间充质干细胞(MSCs)存在于多种组织中,包括人类骨髓;能分泌造血细胞因子;在体外支持造血祖细胞;并具有强大的免疫抑制特性。我们推测,在清髓性治疗后,将培养扩增的MSCs与来自HLA相合同胞供体的造血干细胞(HSCs)共同移植,可能会促进植入并减轻移植物抗宿主病(GVHD);然而,这种方法的安全性和可行性需要确定。在一项开放标签、多中心试验中,我们在血液系统恶性肿瘤患者中,将培养扩增的MSCs与HLA相合同胞匹配的HSCs联合给药。患者接受骨髓或外周血干细胞作为HSC来源。患者接受4种研究指定的移植预处理方案中的1种,以及甲氨蝶呤(第1、3和6天)和环孢素作为GVHD预防用药。
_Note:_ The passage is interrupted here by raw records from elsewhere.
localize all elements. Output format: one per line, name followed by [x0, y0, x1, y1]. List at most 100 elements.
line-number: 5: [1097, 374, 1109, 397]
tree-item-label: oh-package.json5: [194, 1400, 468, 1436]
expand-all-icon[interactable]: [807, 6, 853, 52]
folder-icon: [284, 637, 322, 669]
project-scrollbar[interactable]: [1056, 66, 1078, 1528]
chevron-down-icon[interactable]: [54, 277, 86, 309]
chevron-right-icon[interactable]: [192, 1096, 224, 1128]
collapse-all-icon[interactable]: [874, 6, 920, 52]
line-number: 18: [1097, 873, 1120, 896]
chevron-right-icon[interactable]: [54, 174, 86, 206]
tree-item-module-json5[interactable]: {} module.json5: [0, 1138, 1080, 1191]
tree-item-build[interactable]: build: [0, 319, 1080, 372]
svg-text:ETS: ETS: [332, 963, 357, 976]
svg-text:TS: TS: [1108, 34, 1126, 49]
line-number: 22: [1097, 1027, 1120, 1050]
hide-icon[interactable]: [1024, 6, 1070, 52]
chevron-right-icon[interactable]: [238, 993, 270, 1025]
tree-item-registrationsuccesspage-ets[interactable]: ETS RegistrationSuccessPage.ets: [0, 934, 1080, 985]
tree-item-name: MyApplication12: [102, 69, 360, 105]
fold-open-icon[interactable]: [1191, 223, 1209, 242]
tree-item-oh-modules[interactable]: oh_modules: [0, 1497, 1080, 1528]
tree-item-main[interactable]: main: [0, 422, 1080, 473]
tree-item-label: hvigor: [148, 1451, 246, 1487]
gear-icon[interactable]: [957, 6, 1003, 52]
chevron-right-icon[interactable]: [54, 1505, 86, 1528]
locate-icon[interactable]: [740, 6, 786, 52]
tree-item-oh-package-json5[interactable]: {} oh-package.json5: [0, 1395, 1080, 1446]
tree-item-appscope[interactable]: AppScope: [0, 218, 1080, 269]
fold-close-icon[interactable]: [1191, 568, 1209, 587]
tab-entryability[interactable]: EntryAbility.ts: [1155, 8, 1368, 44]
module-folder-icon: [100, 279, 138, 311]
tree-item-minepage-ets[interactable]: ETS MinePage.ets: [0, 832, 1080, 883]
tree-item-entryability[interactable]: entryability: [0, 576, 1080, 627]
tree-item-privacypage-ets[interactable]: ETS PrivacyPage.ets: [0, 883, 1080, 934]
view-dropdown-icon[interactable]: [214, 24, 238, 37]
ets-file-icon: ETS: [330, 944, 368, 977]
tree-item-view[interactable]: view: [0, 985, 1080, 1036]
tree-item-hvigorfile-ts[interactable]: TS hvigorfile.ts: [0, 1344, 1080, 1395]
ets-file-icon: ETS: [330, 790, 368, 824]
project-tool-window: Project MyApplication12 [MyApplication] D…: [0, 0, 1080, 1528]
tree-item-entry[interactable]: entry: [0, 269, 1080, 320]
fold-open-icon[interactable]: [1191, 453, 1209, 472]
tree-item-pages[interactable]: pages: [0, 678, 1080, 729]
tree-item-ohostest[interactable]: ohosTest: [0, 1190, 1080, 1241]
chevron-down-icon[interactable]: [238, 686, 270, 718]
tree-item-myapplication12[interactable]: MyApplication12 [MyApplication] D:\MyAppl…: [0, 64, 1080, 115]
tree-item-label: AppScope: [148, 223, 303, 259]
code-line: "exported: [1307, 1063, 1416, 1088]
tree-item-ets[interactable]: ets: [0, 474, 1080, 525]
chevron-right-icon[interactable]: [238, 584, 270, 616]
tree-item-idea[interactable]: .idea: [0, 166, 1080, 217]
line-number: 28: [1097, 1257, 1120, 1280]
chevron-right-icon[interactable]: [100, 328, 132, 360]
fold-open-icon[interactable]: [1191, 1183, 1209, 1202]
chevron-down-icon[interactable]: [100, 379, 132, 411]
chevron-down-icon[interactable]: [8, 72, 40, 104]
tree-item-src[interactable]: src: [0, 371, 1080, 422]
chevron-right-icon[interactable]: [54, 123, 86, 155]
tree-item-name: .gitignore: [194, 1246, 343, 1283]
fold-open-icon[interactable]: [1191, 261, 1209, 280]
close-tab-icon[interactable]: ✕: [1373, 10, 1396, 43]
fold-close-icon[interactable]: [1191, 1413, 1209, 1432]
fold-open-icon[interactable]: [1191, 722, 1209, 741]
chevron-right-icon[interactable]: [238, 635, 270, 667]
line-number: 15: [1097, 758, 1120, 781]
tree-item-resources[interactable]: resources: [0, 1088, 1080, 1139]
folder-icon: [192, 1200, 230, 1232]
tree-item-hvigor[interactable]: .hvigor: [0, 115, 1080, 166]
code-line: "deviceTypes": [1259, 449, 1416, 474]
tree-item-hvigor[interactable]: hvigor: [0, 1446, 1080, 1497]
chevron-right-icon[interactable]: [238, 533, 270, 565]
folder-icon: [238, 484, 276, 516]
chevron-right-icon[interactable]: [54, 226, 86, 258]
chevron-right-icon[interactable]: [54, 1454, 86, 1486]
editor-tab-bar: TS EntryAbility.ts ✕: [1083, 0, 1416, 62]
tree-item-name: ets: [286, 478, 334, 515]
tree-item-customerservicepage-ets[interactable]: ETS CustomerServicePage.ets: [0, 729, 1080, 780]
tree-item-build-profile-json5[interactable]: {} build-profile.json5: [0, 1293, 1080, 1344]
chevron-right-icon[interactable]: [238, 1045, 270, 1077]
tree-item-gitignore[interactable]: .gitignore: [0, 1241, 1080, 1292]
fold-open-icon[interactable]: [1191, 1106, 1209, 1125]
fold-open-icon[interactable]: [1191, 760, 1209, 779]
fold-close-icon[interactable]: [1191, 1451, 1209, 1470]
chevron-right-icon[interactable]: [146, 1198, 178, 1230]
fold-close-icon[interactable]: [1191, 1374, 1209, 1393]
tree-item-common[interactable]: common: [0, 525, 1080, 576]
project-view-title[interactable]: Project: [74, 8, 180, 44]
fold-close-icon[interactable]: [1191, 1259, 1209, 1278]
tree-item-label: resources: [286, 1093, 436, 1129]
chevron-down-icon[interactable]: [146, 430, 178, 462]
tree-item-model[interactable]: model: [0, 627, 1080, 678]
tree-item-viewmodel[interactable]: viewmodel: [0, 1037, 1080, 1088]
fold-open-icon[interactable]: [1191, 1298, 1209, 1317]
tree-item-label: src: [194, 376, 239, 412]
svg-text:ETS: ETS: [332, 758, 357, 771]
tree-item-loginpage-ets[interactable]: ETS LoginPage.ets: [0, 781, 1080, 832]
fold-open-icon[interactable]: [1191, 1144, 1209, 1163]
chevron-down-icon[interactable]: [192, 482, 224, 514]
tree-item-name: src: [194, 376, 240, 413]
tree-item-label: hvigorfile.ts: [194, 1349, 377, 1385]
在第0天,患者在输注骨髓或外周血干细胞前4小时静脉注射培养扩增的MSCs(1.0 - 5.0×10⁶/kg)。46例患者(中位年龄44.5岁;范围19 - 61岁)接受了MSCs和HLA匹配的同胞同种异体移植物。MSCs输注耐受性良好,无任何与输注相关的不良事件。中性粒细胞(绝对中性粒细胞计数≥0.500×10⁹/L)和血小板(血小板计数≥20×10⁹/L)植入的中位时间分别为14.0天(范围11.0 - 26.0天)和20天(范围15.0 - 36.0天)。46例患者中有13例(28%)发生了II至IV级急性GVHD。36例存活至少90天的患者中有22例(61%)发生了慢性GVHD;其中8例为广泛性慢性GVHD。11例患者(24%)复发,进展的中位时间为213.5天(范围14 - 688天)。在输注MSCs后2年,患者达到无病或无进展生存的概率为53%。将HLA相合同胞培养扩增的MSCs与HLA相合同胞HSC移植共同移植是可行的,且似乎是安全的,无即刻输注相关或晚期MSCs相关毒性。在II期临床试验中应进一步评估预防或治疗异基因HSC移植期间GVHD的最佳MSCs剂量和给药频率。